The lunch bags handed out today contain healthy snacks for lawmakers and each year the Women Leaders of Farm Bureau provide the bags as part of the Farm Bureau's annual food link program.
The program also has month and day significance. According to the United States Department of Agriculture, on average, American consumers spend 10.9 percent of their disposable income on food -- about 40 days' earnings.
This year the Food link program fell on Feb. 10th. Today marks nearly 40 days it takes the average American to pay for his or her food supply for the year. It also takes Americans 131 days to earn enough money to pay federal, state and local taxes.
“The most amazing trend is that food to continues to take a smaller percentage of the American annual income, and that's the most astonishing aspect of food affordability in America,” said Idaho Farm Bureau Vice President Richard Durrant, who helped carry the snack bags into the Statehouse.

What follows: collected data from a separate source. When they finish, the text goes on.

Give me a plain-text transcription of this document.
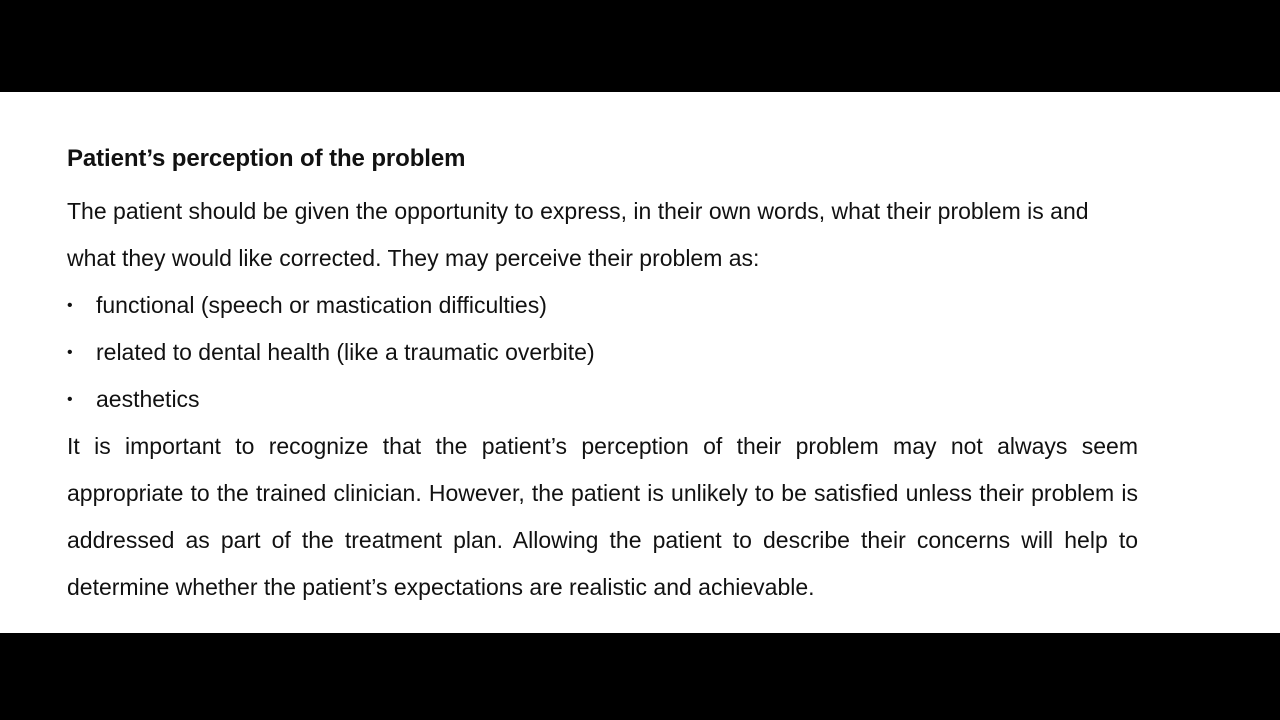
Patient’s perception of the problem

The patient should be given the opportunity to express, in their own words, what their problem is and what they would like corrected. They may perceive their problem as:

• functional (speech or mastication difficulties)
• related to dental health (like a traumatic overbite)
• aesthetics

It is important to recognize that the patient’s perception of their problem may not always seem appropriate to the trained clinician. However, the patient is unlikely to be satisfied unless their problem is addressed as part of the treatment plan. Allowing the patient to describe their concerns will help to determine whether the patient’s expectations are realistic and achievable.
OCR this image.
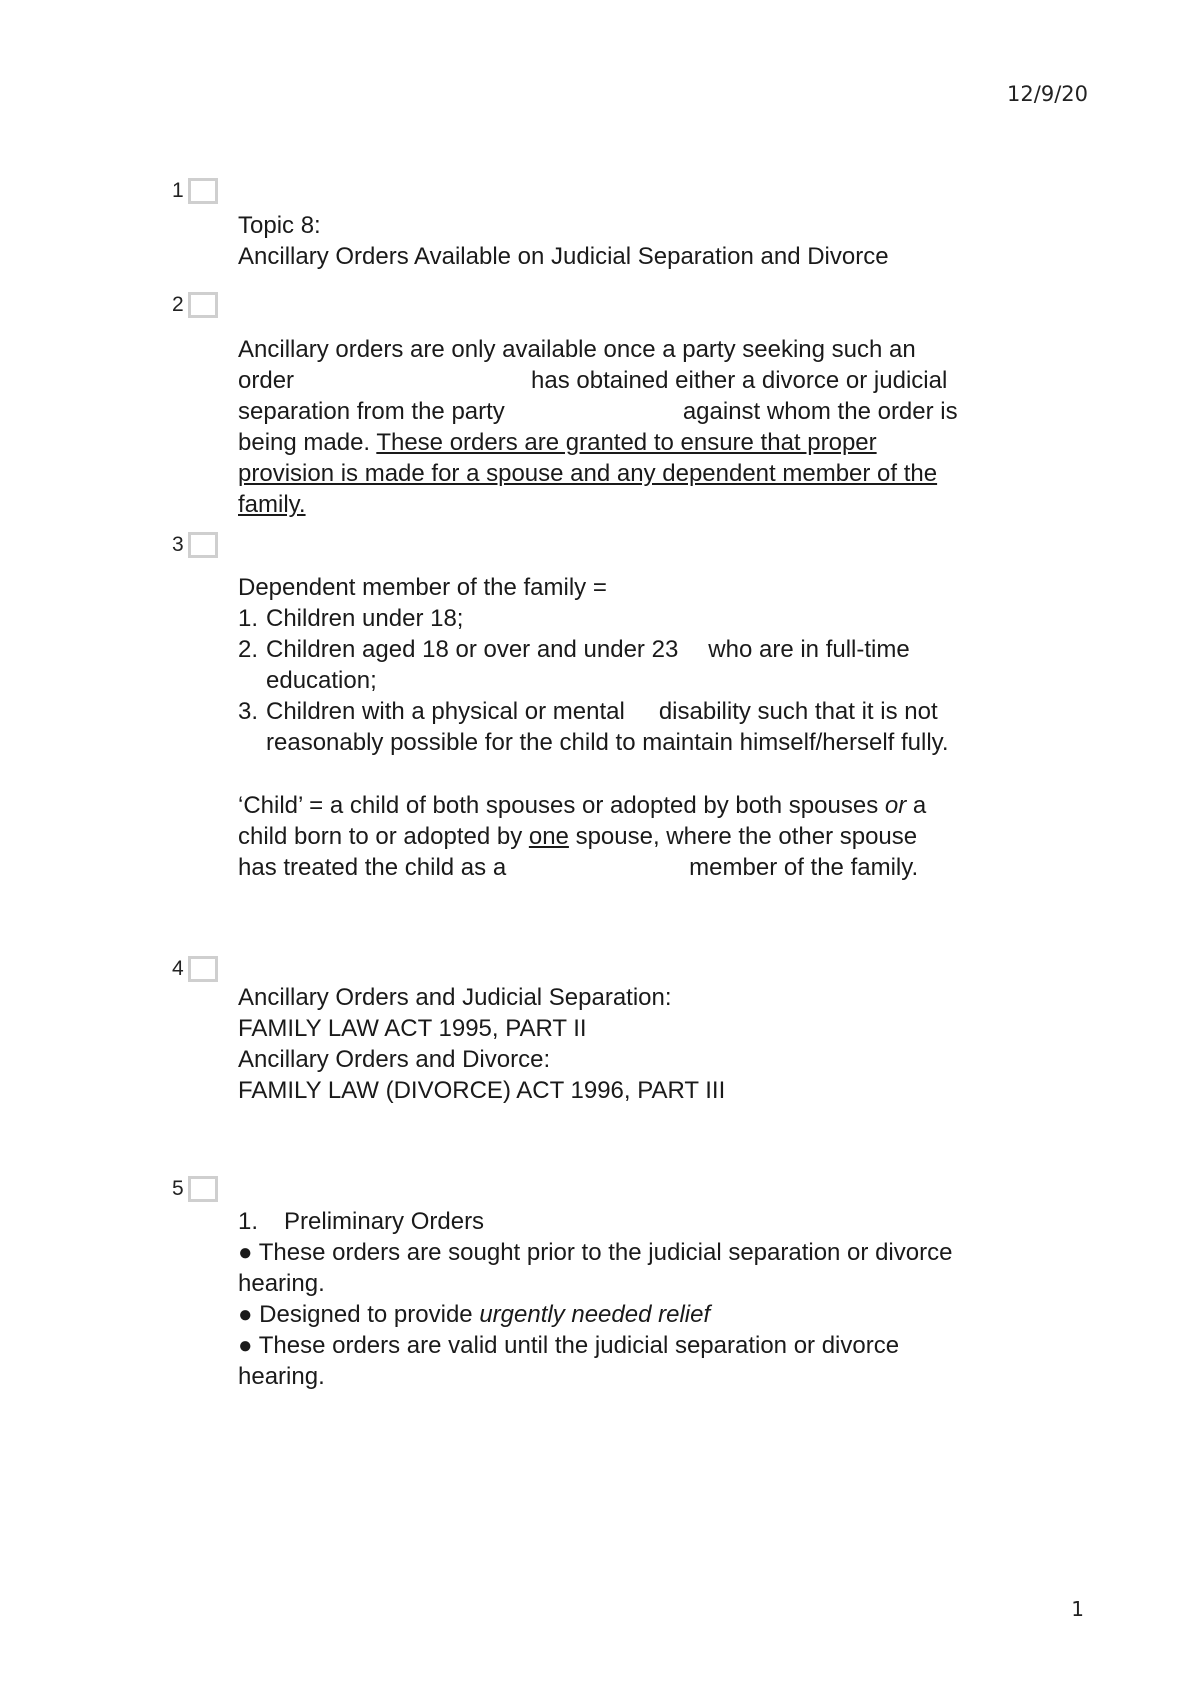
12/9/20
1

Topic 8:

Ancillary Orders Available on Judicial Separation and Divorce

2

Ancillary orders are only available once a party seeking such an

order	has obtained either a divorce or judicial

separation from the party	against whom the order is

being made. These orders are granted to ensure that proper

provision is made for a spouse and any dependent member of the

family.

3

Dependent member of the family =

1. Children under 18;
2. Children aged 18 or over and under 23 who are in full-time
education;
3. Children with a physical or mental disability such that it is not
reasonably possible for the child to maintain himself/herself fully.

‘Child’ = a child of both spouses or adopted by both spouses or a

child born to or adopted by one spouse, where the other spouse

has treated the child as a	member of the family.

4

Ancillary Orders and Judicial Separation:

FAMILY LAW ACT 1995, PART II

Ancillary Orders and Divorce:

FAMILY LAW (DIVORCE) ACT 1996, PART III

5

1. Preliminary Orders

● These orders are sought prior to the judicial separation or divorce

hearing.

● Designed to provide urgently needed relief

● These orders are valid until the judicial separation or divorce

hearing.

1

"In these bags, we have all the different commodities we grow in Idaho represented in these healthy snacks," said Women's Leadership member Carol Guthrie of Inkom. “We have a popcorn ball, some beef jerky, milk which was raised in Idaho, not to mention a loaf of bread which represents the wheat industry, apples, honey, mints, and huckleberries."
Ten years ago, Food Link Day would have been marked on Feb. 12. In 1980, it would have fallen on Feb. 18; in 1970, Feb. 20. And in 1960, Food Check-Out Day would have been celebrated on March 4.